Temperature dependence of the Casimir force between real metals: problems and approach to their resolution

Abstract

We investigate the Casimir force acting between real metals at nonzero temperature. It is shown that the zero-frequency term of Lifshitz formula has interpretation problem in the case of real metal described by Drude model. It happens because the scattering theory underlying Lifshitz formula is not well formulated when the dielectric permittivity turns into infinity. To give the zeroth term of Lifshitz formula the definite meaning different prescriptions were used recently by different authors with diversed results. These results are shown to be improper and in disagreement with experiment and the general physical requirements. We propose the new prescription which is a generalization of Schwinger, DeRaad and Milton recipe formulated earlier for ideal metals.
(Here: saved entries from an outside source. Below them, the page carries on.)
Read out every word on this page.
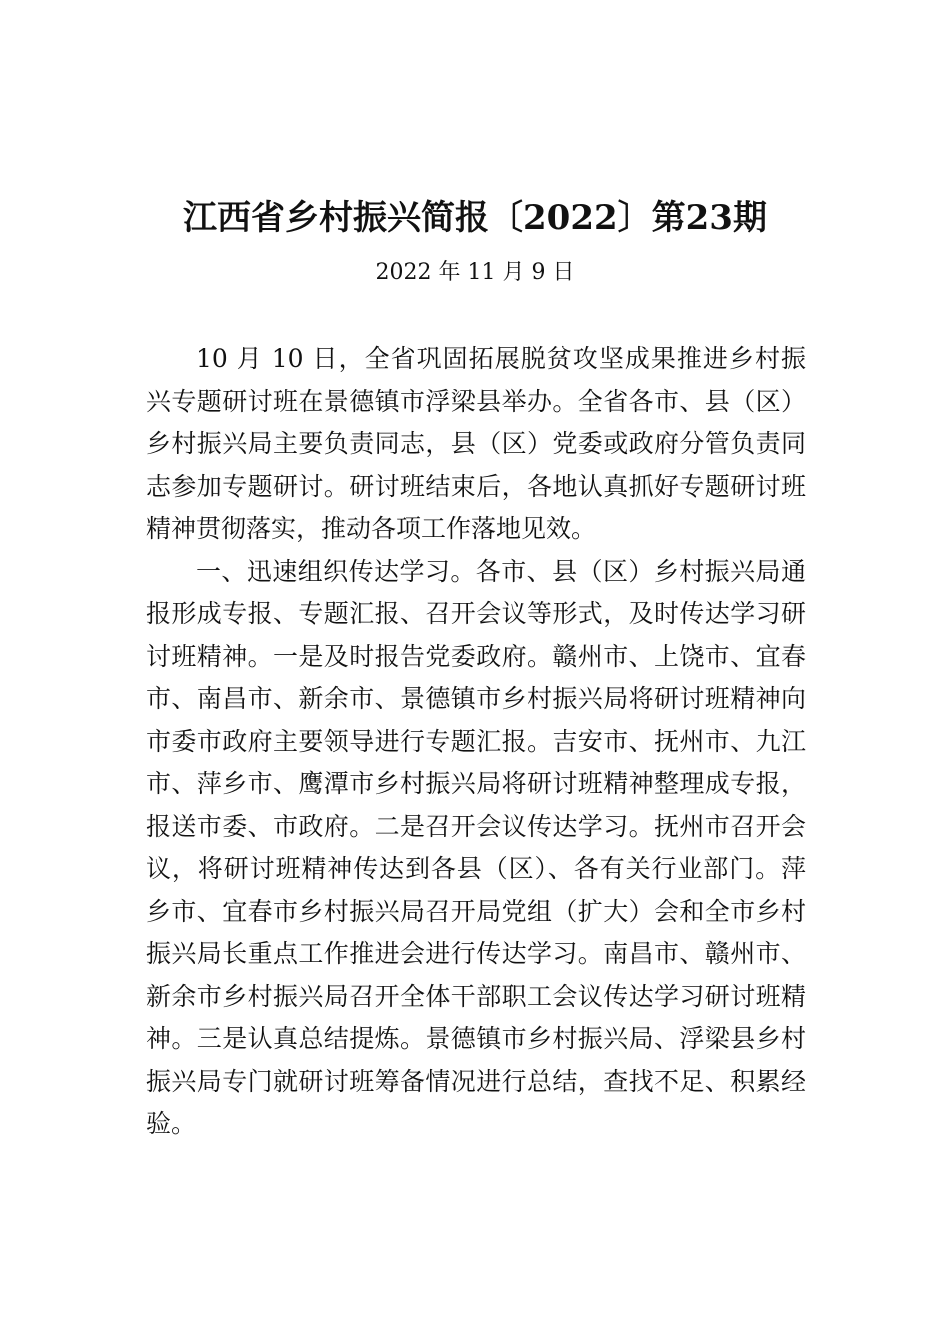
江西省乡村振兴简报〔2022〕第23期
2022 年 11 月 9 日

10 月 10 日，全省巩固拓展脱贫攻坚成果推进乡村振兴专题研讨班在景德镇市浮梁县举办。全省各市、县（区）乡村振兴局主要负责同志，县（区）党委或政府分管负责同志参加专题研讨。研讨班结束后，各地认真抓好专题研讨班精神贯彻落实，推动各项工作落地见效。

一、迅速组织传达学习。各市、县（区）乡村振兴局通报形成专报、专题汇报、召开会议等形式，及时传达学习研讨班精神。一是及时报告党委政府。赣州市、上饶市、宜春市、南昌市、新余市、景德镇市乡村振兴局将研讨班精神向市委市政府主要领导进行专题汇报。吉安市、抚州市、九江市、萍乡市、鹰潭市乡村振兴局将研讨班精神整理成专报， 报送市委、市政府。二是召开会议传达学习。抚州市召开会议，将研讨班精神传达到各县（区）、各有关行业部门。萍乡市、宜春市乡村振兴局召开局党组（扩大）会和全市乡村振兴局长重点工作推进会进行传达学习。南昌市、赣州市、新余市乡村振兴局召开全体干部职工会议传达学习研讨班精神。三是认真总结提炼。景德镇市乡村振兴局、浮梁县乡村振兴局专门就研讨班筹备情况进行总结，查找不足、积累经验。
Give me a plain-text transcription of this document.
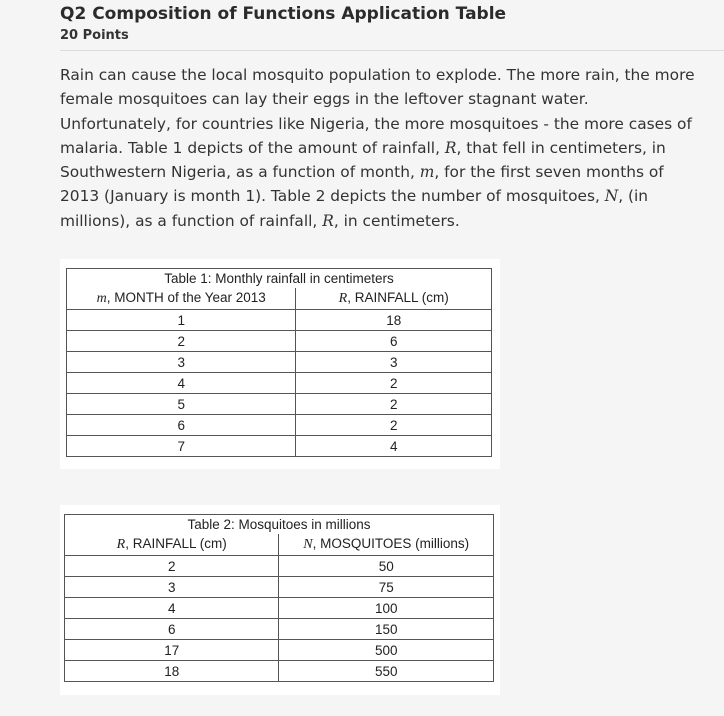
Q2 Composition of Functions Application Table
20 Points
Rain can cause the local mosquito population to explode. The more rain, the more
female mosquitoes can lay their eggs in the leftover stagnant water.
Unfortunately, for countries like Nigeria, the more mosquitoes - the more cases of
malaria. Table 1 depicts of the amount of rainfall, R, that fell in centimeters, in
Southwestern Nigeria, as a function of month, m, for the first seven months of
2013 (January is month 1). Table 2 depicts the number of mosquitoes, N, (in
millions), as a function of rainfall, R, in centimeters.
Table 1: Monthly rainfall in centimeters	
m, MONTH of the Year 2013	R, RAINFALL (cm)
1	18
2	6
3	3
4	2
5	2
6	2
7	4
Table 2: Mosquitoes in millions	
R, RAINFALL (cm)	N, MOSQUITOES (millions)
2	50
3	75
4	100
6	150
17	500
18	550
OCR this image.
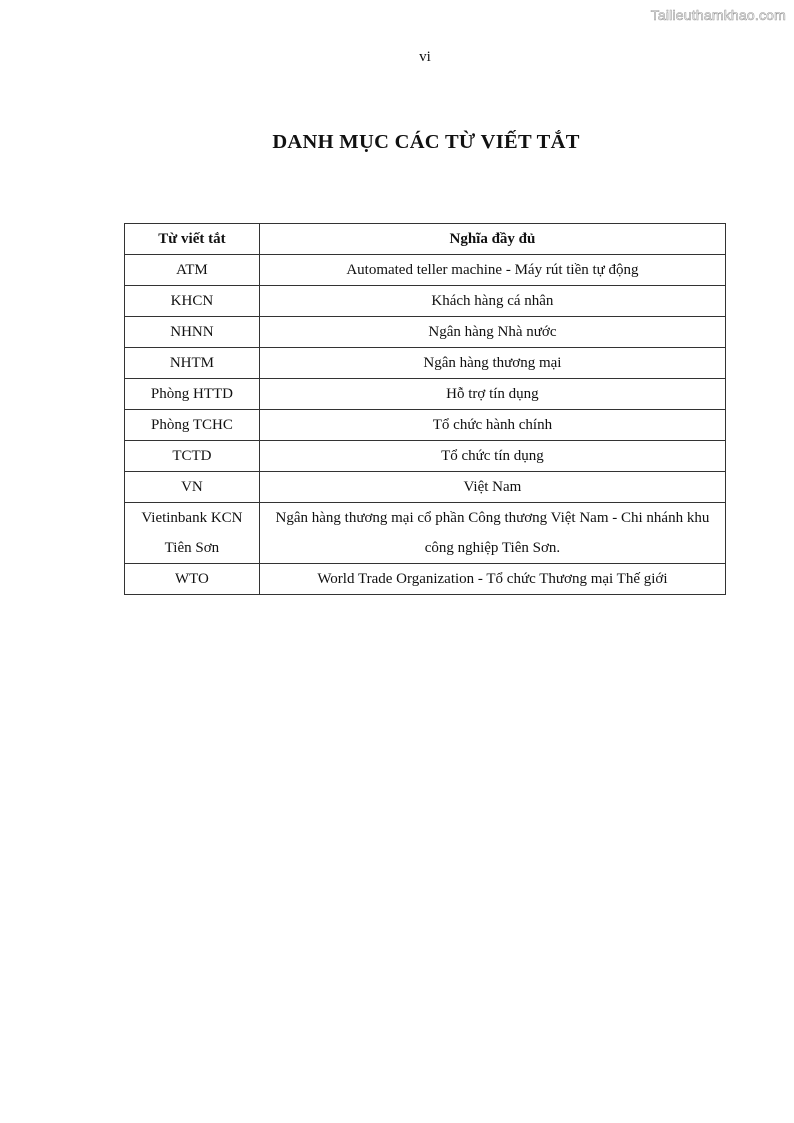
Tailieuthamkhao.com
vi
DANH MỤC CÁC TỪ VIẾT TẮT
Từ viết tắt	Nghĩa đầy đủ
ATM	Automated teller machine - Máy rút tiền tự động
KHCN	Khách hàng cá nhân
NHNN	Ngân hàng Nhà nước
NHTM	Ngân hàng thương mại
Phòng HTTD	Hỗ trợ tín dụng
Phòng TCHC	Tổ chức hành chính
TCTD	Tổ chức tín dụng
VN	Việt Nam
Vietinbank KCN Tiên Sơn	Ngân hàng thương mại cổ phần Công thương Việt Nam - Chi nhánh khu công nghiệp Tiên Sơn.
WTO	World Trade Organization - Tổ chức Thương mại Thế giới
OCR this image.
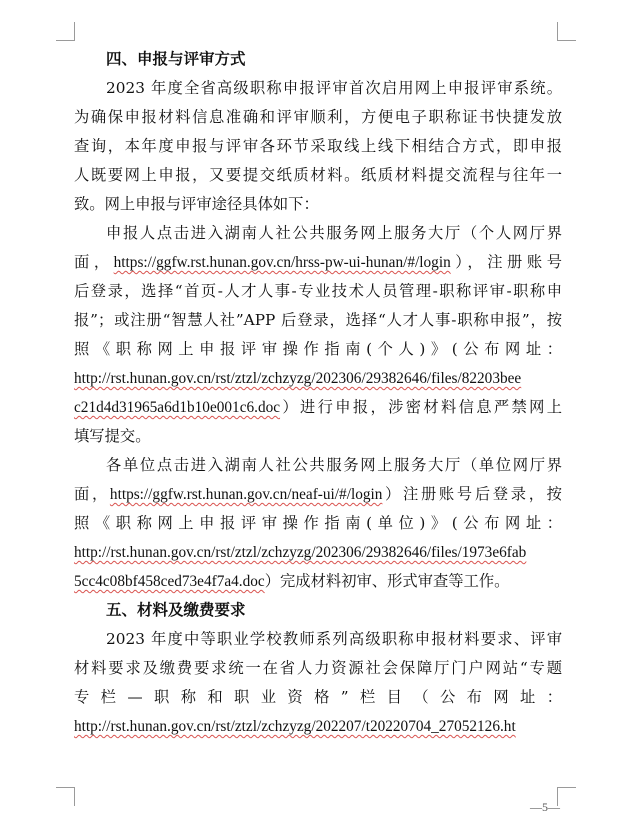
四、申报与评审方式
2023 年度全省高级职称申报评审首次启用网上申报评审系统。
为确保申报材料信息准确和评审顺利，方便电子职称证书快捷发放
查询，本年度申报与评审各环节采取线上线下相结合方式，即申报
人既要网上申报，又要提交纸质材料。纸质材料提交流程与往年一
致。网上申报与评审途径具体如下：
申报人点击进入湖南人社公共服务网上服务大厅（个人网厅界
面，https://ggfw.rst.hunan.gov.cn/hrss-pw-ui-hunan/#/login），注册账号
后登录，选择“首页-人才人事-专业技术人员管理-职称评审-职称申
报”；或注册“智慧人社”APP 后登录，选择“人才人事-职称申报”，按
照《职称网上申报评审操作指南(个人)》(公布网址：
http://rst.hunan.gov.cn/rst/ztzl/zchzyzg/202306/29382646/files/82203bee
c21d4d31965a6d1b10e001c6.doc）进行申报，涉密材料信息严禁网上
填写提交。
各单位点击进入湖南人社公共服务网上服务大厅（单位网厅界
面，https://ggfw.rst.hunan.gov.cn/neaf-ui/#/login）注册账号后登录，按
照《职称网上申报评审操作指南(单位)》(公布网址：
http://rst.hunan.gov.cn/rst/ztzl/zchzyzg/202306/29382646/files/1973e6fab
5cc4c08bf458ced73e4f7a4.doc）完成材料初审、形式审查等工作。
五、材料及缴费要求
2023 年度中等职业学校教师系列高级职称申报材料要求、评审
材料要求及缴费要求统一在省人力资源社会保障厅门户网站“专题
专栏—职称和职业资格”栏目（公布网址：
http://rst.hunan.gov.cn/rst/ztzl/zchzyzg/202207/t20220704_27052126.ht
—5—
On this base the detailed numerical and analytical computations of the temperature Casimir force are performed in configuration of two plane plates and a spherical lens (sphere) above a plate. The corrections due to nonzero temperature and finite conductivity found in the paper are in agreement with the limiting case of perfect metal and fit all experimental and theoretical requirements. Among other facts, the previous results obtained in frames of plasma model are confirmed. It appears they are the limiting case of Drude model computations when the relaxation parameter goes to zero. The comparison with the Casimir force acting between dielectric test bodies is made.